The Bicarbonate Lag Phenomenon in Neonates
—– Original Message —–
My chief of surgery indicated to me a couple of weeks ago that we have had some issues in the ICU with a couple of neonates having a significant metabolic alkalosis that persisted for days, of course accompanied by significantly elevated compensatory PCO2’s that resulted in prolonged vent times. This condition has on a couple of circumstances, persisted for 3-4 days before the babies could be extubated.

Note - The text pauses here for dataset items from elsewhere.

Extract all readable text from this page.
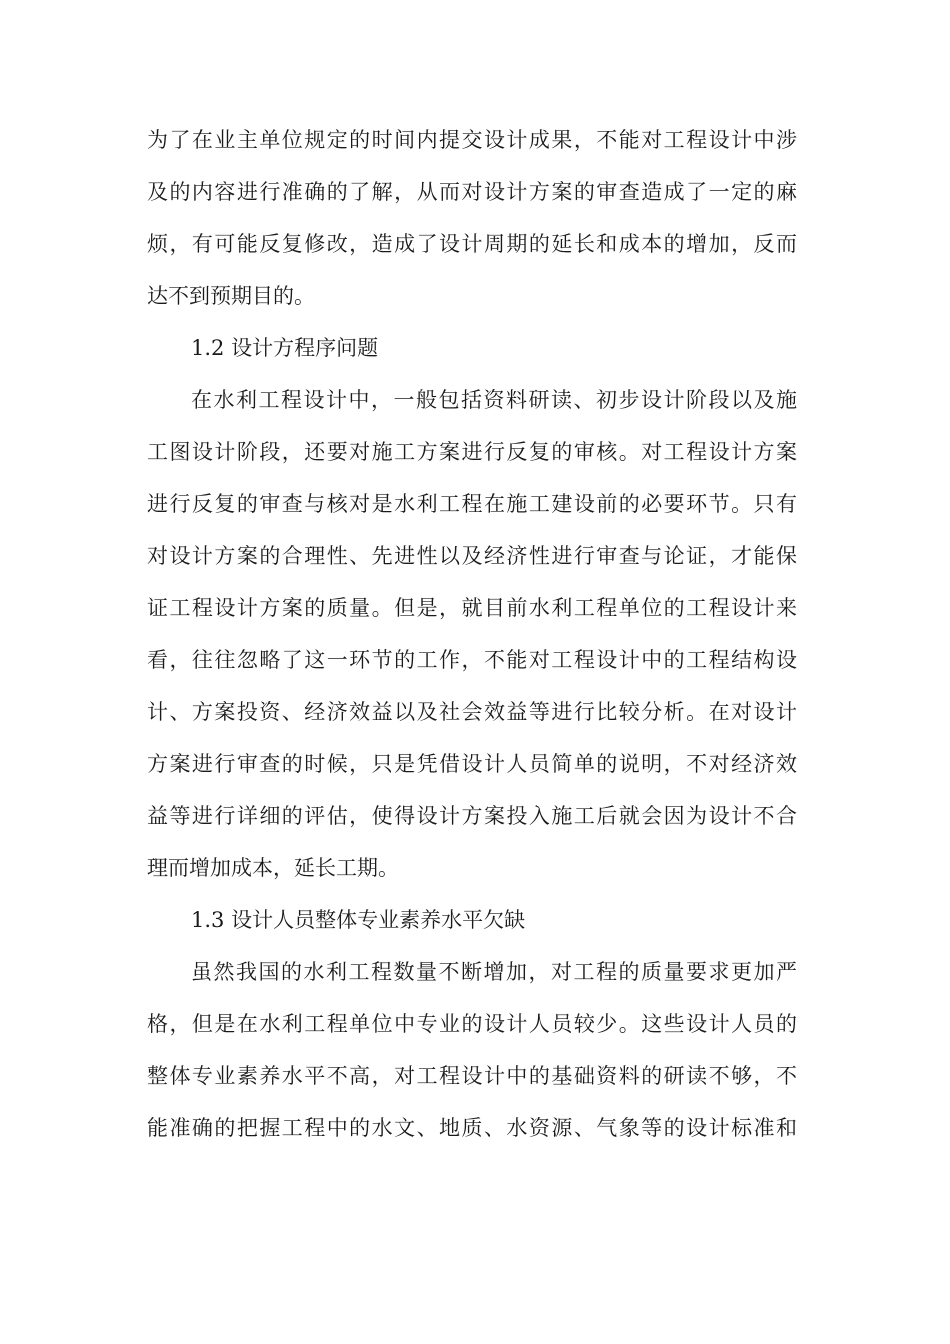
为了在业主单位规定的时间内提交设计成果，不能对工程设计中涉
及的内容进行准确的了解，从而对设计方案的审查造成了一定的麻
烦，有可能反复修改，造成了设计周期的延长和成本的增加，反而
达不到预期目的。
1.2 设计方程序问题
在水利工程设计中，一般包括资料研读、初步设计阶段以及施
工图设计阶段，还要对施工方案进行反复的审核。对工程设计方案
进行反复的审查与核对是水利工程在施工建设前的必要环节。只有
对设计方案的合理性、先进性以及经济性进行审查与论证，才能保
证工程设计方案的质量。但是，就目前水利工程单位的工程设计来
看，往往忽略了这一环节的工作，不能对工程设计中的工程结构设
计、方案投资、经济效益以及社会效益等进行比较分析。在对设计
方案进行审查的时候，只是凭借设计人员简单的说明，不对经济效
益等进行详细的评估，使得设计方案投入施工后就会因为设计不合
理而增加成本，延长工期。
1.3 设计人员整体专业素养水平欠缺
虽然我国的水利工程数量不断增加，对工程的质量要求更加严
格，但是在水利工程单位中专业的设计人员较少。这些设计人员的
整体专业素养水平不高，对工程设计中的基础资料的研读不够，不
能准确的把握工程中的水文、地质、水资源、气象等的设计标准和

They are questioning [blaming] this condition on intraoperative administration of Bicarb by the perfusion staff. We typically treat negative B.E. once they reach around -5 or more with “normal” PCO2’s.
I reviewed one pump record of a patient who experienced the described ICU course, and his last ABG in the OR showed a normal PCO2, normal pH, normal HCO3… We still do cases with sometimes multiple periods of circ arrest and cerebral perfusion, and often cool to 18 degrees with frequent periods of low flow [1.0 index or less].
Have any of you experienced this phenomena? Any thoughts or suggestions? Do patients “sequester” Bicarb in some fashion or is there some sort of “rebound” effect?
Any feedback or insights would be appreciated…and thanks in advance!!!
What you are describing is what I call the ‘bicarbonate lag phenomenon’. I assume that you are initially priming with Plasmalyte or some similar crystalloid. Then you add blood and bicarbonate to balance the pH. Plasmalyte contains no bicarbonate, but it does have acetate and gluconate and lactated Ringer’s solution (LR) contains lactate. When you give Plasmalyte or LR to an adult, the acetate and gluconate (or lactate) will convert to bicarbonate within a few minutes after passing thru the patient’s liver. That is why you can give a ton of this type of crystalloid to an adult without diluting the circulating bicarbonate. If you just give normal saline (NS) solution to an adult, he will soon become acidotic just due to the bicarbonate dilution.
Even though you may remove some of the Plasmalyte crystalloid by ultrafiltration after adding the blood, there is still some acetate and gluconate (or lactate) left in the prime. Then you add the sodium (Na) bicarbonate (HCO3) to normalize the prime pH. Two things happen; 1) by adding the NaHCO3 you increase the prime Na to fairly high levels which may be within the normal range, but may exceed the infant’s baseline Na. This will force the infant’s Na up during CPB and somewhat impair renal function in the post-op period, delaying diuresis. In the normal person, if the Na increases above the usual level, the kidney’s think the body is dehydrated and try to conserve water by reducing urine output. Secondly, the acetate and gluconate (or lactate) left in the patient will finally convert to bicarbonate after about 6-10 hours post-op because an infant’s liver cannot quickly convert these to HCO3. Even though the HCO3 was normal in the OR, it will rise in the post-op period due to this late acetate/gluconate/lactate conversion. As this conversion progresses and the renal function is impaired by relatively high serum Na, the excess HCO3 is not efficiently removed. The retained HCO3 causes the metabolic alkalosis; i.e. bicarbonate lag phenomenon.
Our solution to this problem is to make a crystalloid prime/wash solution more compatible with the neonate’s physiology and renal function. We take a bag of Plasmalyte and a bag of 0.45% NS to which 50 mEq of NaHCO3 has been added and put them on a dual spike. Then we run equal volumes of each solution into the circuit to prime it and/or to wash any blood we add to the prime, removing the excess fluid by UF. The combined solutions have a lower limit osmolarity (266 mosmoles/L) and Na (129 mEq/L) concentration. During CPB, NaHCO3 can be safely added without raising the Na excessively. Any extra prime crystalloid can be added for volume during CPB without giving the infant an excess dose of acetate and gluconate as would happen if you gave straight Plasmalyte. I have attached a table showing the prime constituents and their final concentration as we mix them. We have been doing something like this for many years. The result has been less post-op edema, better diuresis and very little alkalosis in the post-op period.
That’s my interpretation of your situation. If you find the metabolic alkalosis to be caused by something else, I would be interested in knowing the cause.